Detroit's 8 best places for poutine

Poutine DET
Nicole Rupersburg
Nicole Rupersburg

Poutine, that unholy trinity of French fries, gravy, and cheese curds, is one of Canada's great gifts to America. In Detroit, a city that's located right across the river from our benevolent Northern neighbors, it sure did take a while for the poutine trend to take root. Luckily, Detroit's come to realize that crossing the border for some late-night eats isn't really practical, which is why we've started making it everywhere. Here are the eight best spots to get it:


The best poutine in all of metro Detroit is at Rock City Eatery in Hamtramck. And that's not just because Nicole's Poutine is, in the interest of full disclosure, named for the author of this article. It's also because it features an outright decadent combination of duck confit gravy with cheese curds and an optional (but basically mandatory) fried egg over fries, and is exactly what poutine is supposed to be -- a bunch of really delicious slop on a plate.

Brooklyn Street Local Poutine DET
Nicole Rupersburg

Leave it to genuine, bona fide Canadians to bring a proper rendition of this Canadian delicacy across the border. Order it traditional-style with hand-cut fries, organic cheese curds, and beef or mushroom gravy, OR go nuts and get the breakfast poutine with bacon or tempeh and a sunny side-up egg. They also have a vegan version, which we are told vegans enjoy, but cannot vouch for ourselves, obviously.

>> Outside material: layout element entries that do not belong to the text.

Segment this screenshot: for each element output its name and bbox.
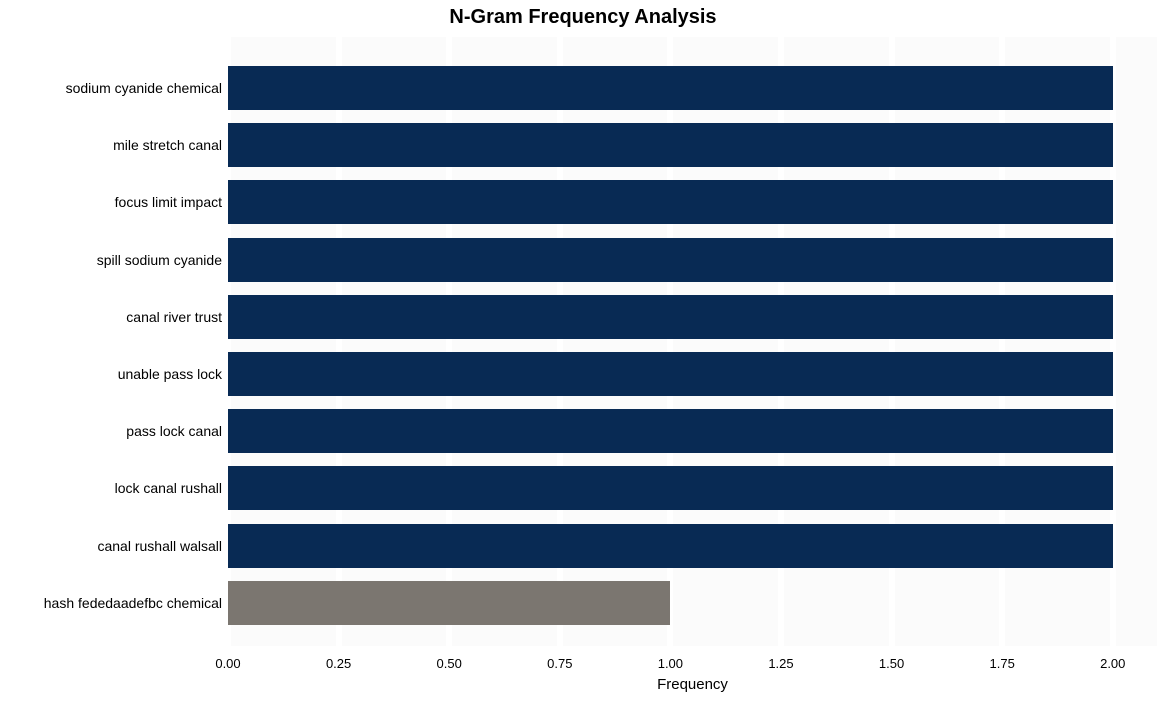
x-tick-label: 1.75 (990, 656, 1015, 671)
y-category-label: spill sodium cyanide (0, 252, 222, 268)
x-tick-label: 2.00 (1100, 656, 1125, 671)
y-category-label: lock canal rushall (0, 480, 222, 496)
bar (228, 180, 1113, 224)
y-category-label: canal river trust (0, 309, 222, 325)
bar (228, 466, 1113, 510)
bar (228, 295, 1113, 339)
ngram-frequency-chart: N-Gram Frequency Analysis Frequency 0.00… (0, 0, 1166, 701)
bar (228, 409, 1113, 453)
plot-area (228, 37, 1157, 646)
x-tick-label: 0.25 (326, 656, 351, 671)
y-category-label: hash fededaadefbc chemical (0, 595, 222, 611)
y-category-label: mile stretch canal (0, 137, 222, 153)
x-tick-label: 1.50 (879, 656, 904, 671)
y-category-label: pass lock canal (0, 423, 222, 439)
x-tick-label: 0.75 (547, 656, 572, 671)
bar (228, 352, 1113, 396)
bar (228, 524, 1113, 568)
x-tick-label: 0.50 (437, 656, 462, 671)
chart-title: N-Gram Frequency Analysis (0, 6, 1166, 29)
y-category-label: unable pass lock (0, 366, 222, 382)
x-tick-label: 1.00 (658, 656, 683, 671)
x-tick-label: 0.00 (215, 656, 240, 671)
x-axis-label: Frequency (228, 676, 1157, 693)
y-category-label: sodium cyanide chemical (0, 80, 222, 96)
x-tick-label: 1.25 (768, 656, 793, 671)
bar (228, 123, 1113, 167)
bar (228, 66, 1113, 110)
y-category-label: focus limit impact (0, 194, 222, 210)
bar (228, 238, 1113, 282)
bar (228, 581, 670, 625)
y-category-label: canal rushall walsall (0, 538, 222, 554)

Vinsetta Garage Poutine DET
David Landsel

Before Americans' poutine awareness had been raised, variations existed across the country under a different name: "disco fries". At Vinsetta Garage in Berkley, they're made with house-cut fries, Ellsworth Cooperative Creamery cheese curds (out of Wisconsin -- legit), whole-grain mustard gravy, chili flakes, and scallions. In other words, it's poutine, with an ever-so-subtle spicy kick, and it is glorious.

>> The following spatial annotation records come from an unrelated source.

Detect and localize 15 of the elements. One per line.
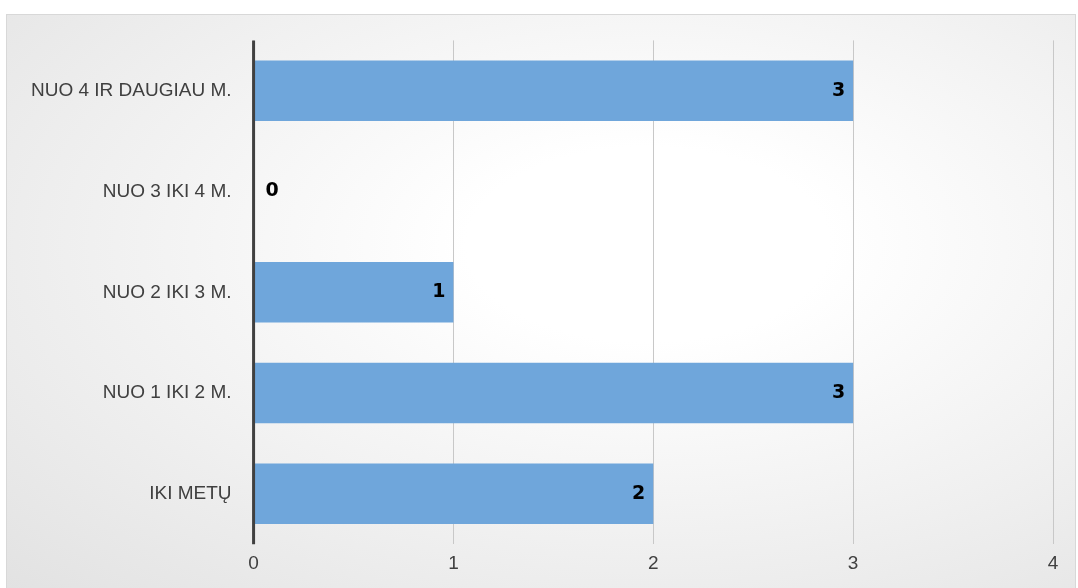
x-tick-label: 3 (847, 551, 859, 573)
y-tick-label: NUO 1 IKI 2 M. (102, 381, 232, 403)
data-label: 0 (265, 178, 279, 201)
y-tick-label: IKI METŲ (149, 482, 232, 504)
data-label: 2 (632, 480, 646, 503)
data-label: 3 (831, 380, 846, 402)
y-tick-label: NUO 4 IR DAUGIAU M. (31, 79, 232, 101)
data-label: 3 (831, 77, 846, 100)
data-label: 1 (432, 279, 446, 302)
x-tick-label: 2 (648, 551, 659, 573)
x-tick-label: 1 (448, 551, 459, 573)
y-tick-label: NUO 2 IKI 3 M. (102, 280, 232, 302)
y-tick-label: NUO 3 IKI 4 M. (102, 179, 232, 201)
x-tick-label: 4 (1047, 551, 1059, 573)
x-tick-label: 0 (248, 551, 259, 573)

Green Dot Stables Poutine DET
Moira Fracassa

While Green Dot Stables wasn't the first place in the city to put poutine on the menu, they can certainly be credited with bringing poutine awareness to the masses at their ridiculously popular and ridiculously cheap bar in "Corktown Shores". Many a Detroiters' poutine cherry was popped by their Le Poutine, and at $3 per order it definitely made the uninitiated more open to poutine experimentation. For that, we are forever grateful.

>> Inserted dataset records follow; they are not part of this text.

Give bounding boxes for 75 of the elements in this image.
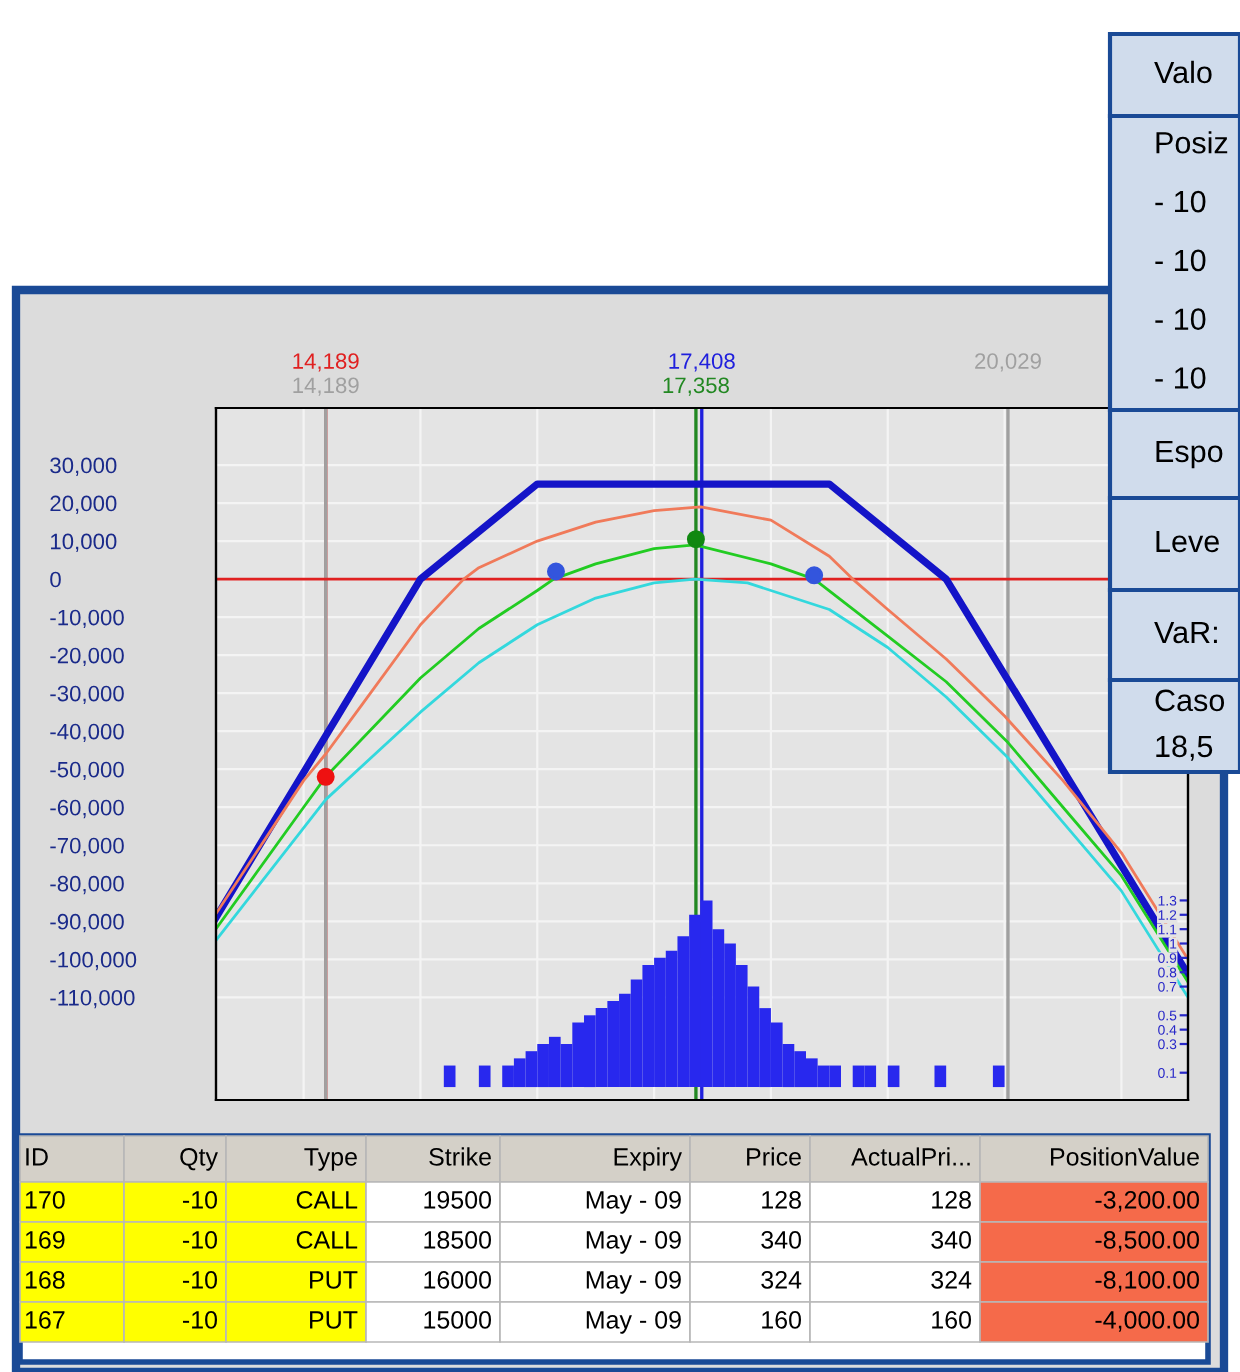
text: 128 [762,1191,801,1209]
text: CALL [296,1191,358,1209]
text: Qty [180,1148,218,1171]
y-tick-label: -10,000 [50,609,124,629]
annotation: Leve [1156,530,1219,553]
text: 340 [761,1231,802,1249]
y-tick-label: -20,000 [50,647,124,667]
text: 19500 [424,1191,492,1209]
text: -8,100.00 [1095,1271,1200,1292]
text: ActualPri... [851,1147,970,1166]
ref-line-label: 14,189 [293,377,359,396]
text: Type [304,1148,357,1171]
y-tick-label: -30,000 [50,685,124,705]
annotation: Espo [1156,440,1223,469]
text: -8,500.00 [1095,1231,1200,1252]
text: Strike [429,1147,491,1166]
ref-line-label: 17,408 [669,353,735,372]
point [805,566,824,585]
annotation: 18,5 [1156,735,1213,761]
ref-line-label: 20,029 [975,353,1041,372]
y-tick-label: -110,000 [50,989,135,1009]
text: 324 [761,1271,802,1289]
text: 324 [931,1271,972,1289]
point [316,767,335,786]
point [546,562,565,581]
text: -4,000.00 [1095,1311,1200,1332]
y-tick-label: -70,000 [50,837,124,857]
text: May - 09 [586,1271,681,1294]
point [686,530,705,549]
text: 169 [25,1231,65,1249]
text: 160 [932,1311,972,1329]
text: -10 [182,1231,218,1249]
text: 18500 [424,1231,492,1249]
text: ID [26,1148,48,1166]
text: 170 [25,1191,65,1209]
y-tick-label: -40,000 [50,723,124,743]
text: Posiz [1156,131,1228,154]
text: -10 [182,1271,218,1289]
text: Price [747,1147,801,1166]
annotation: Caso [1155,689,1225,712]
y-tick-label: -60,000 [50,799,124,819]
text: 168 [25,1271,65,1289]
text: PositionValue [1051,1147,1199,1166]
y-tick-label: 30,000 [50,457,117,476]
text: - 10 [1155,308,1206,330]
annotation: VaR: [1154,621,1217,644]
y-tick-label: -100,000 [50,951,137,971]
text: Valo [1154,60,1212,84]
y-tick-label: 20,000 [50,495,117,514]
y-tick-label: 10,000 [51,533,117,552]
text: 16000 [424,1271,492,1289]
text: 340 [931,1231,972,1249]
text: CALL [296,1231,358,1249]
text: -10 [182,1191,218,1209]
text: May - 09 [586,1311,681,1334]
text: -3,200.00 [1095,1191,1200,1212]
text: PUT [310,1311,358,1329]
text: Expiry [614,1147,682,1171]
ref-line-label: 14,189 [293,353,359,372]
text: PUT [310,1271,358,1289]
text: - 10 [1155,249,1206,272]
y-tick-label: -80,000 [50,875,124,895]
ref-line-label: 17,358 [663,377,729,396]
text: 128 [932,1191,971,1209]
text: - 10 [1155,367,1206,389]
y-tick-label: 0 [50,571,61,588]
y-tick-label: -90,000 [50,913,124,933]
text: 160 [762,1311,802,1329]
text: 167 [25,1311,65,1329]
text: -10 [182,1311,218,1329]
text: May - 09 [586,1231,681,1254]
text: - 10 [1155,190,1206,213]
text: May - 09 [586,1191,681,1214]
text: 15000 [424,1311,492,1329]
y-tick-label: -50,000 [50,761,124,781]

One-Eyed Betty's Poutine DET
Gruz Photography

So pork belly is kind of a big deal right now, so it seems only natural -- inevitable even -- that pork belly and poutine should be combined. Behold, the pork belly poutine at One-Eyed Betty's, made with fresh-cut fries, curds, gravy, pork belly confit, and a poached egg. Thankfully Betty's has a gi-normous beer list, because you'll need it to wash down this massive trough of poutine.

Grange Kitchen + Bar Poutine DET
Nicole Rupersburg

Ann Arbor
Spend a Sunday out in Ann Arbor and make your first stop Grange Kitchen & Bar for their breakfast poutine, made with duck confit, duck sage gravy, curds, and topped with two fried eggs. Two! Grange prides itself on diligent local sourcing so you can also take comfort in knowing that your breakfast poutine is helping the local economy in addition to your hangover. Which it is most definitely also helping.

Stockyard Poutine DET

Food Truck/Pop-Up
It's a food truck, it's a pop-up, and their Instagram pictures are really, really pretty -- which makes Stockyard a triple-threat of all the hottest things in Detroit right now. And their poutine is even hotter (ZING)! Their chorizo poutine is made with waffle fries, chorizo, gravy, cheddar cheese curds (they'll be using curds from Michigan's own Pinconning Cheese Company soon), and scallions. Follow them on Twitter to track their latest locations.

Sportservice Poutine DET

Inside Comerica Park
Move over, coney dog, your days of being Detroit's signature dog are over. Well, probably not, but at least Detroiters have discovered something they can layer over a hot dog besides chili. The poutine hot dog, a natural-casing frank covered with beef gravy and cheese curds that debuted this year at Comerica Park, is the perfect marriage of all things American (baseball! Tube steaks!) and Canadian (putting gravy and cheese curds on things!). Isn't it nice to see an international border city like Detroit being so very international?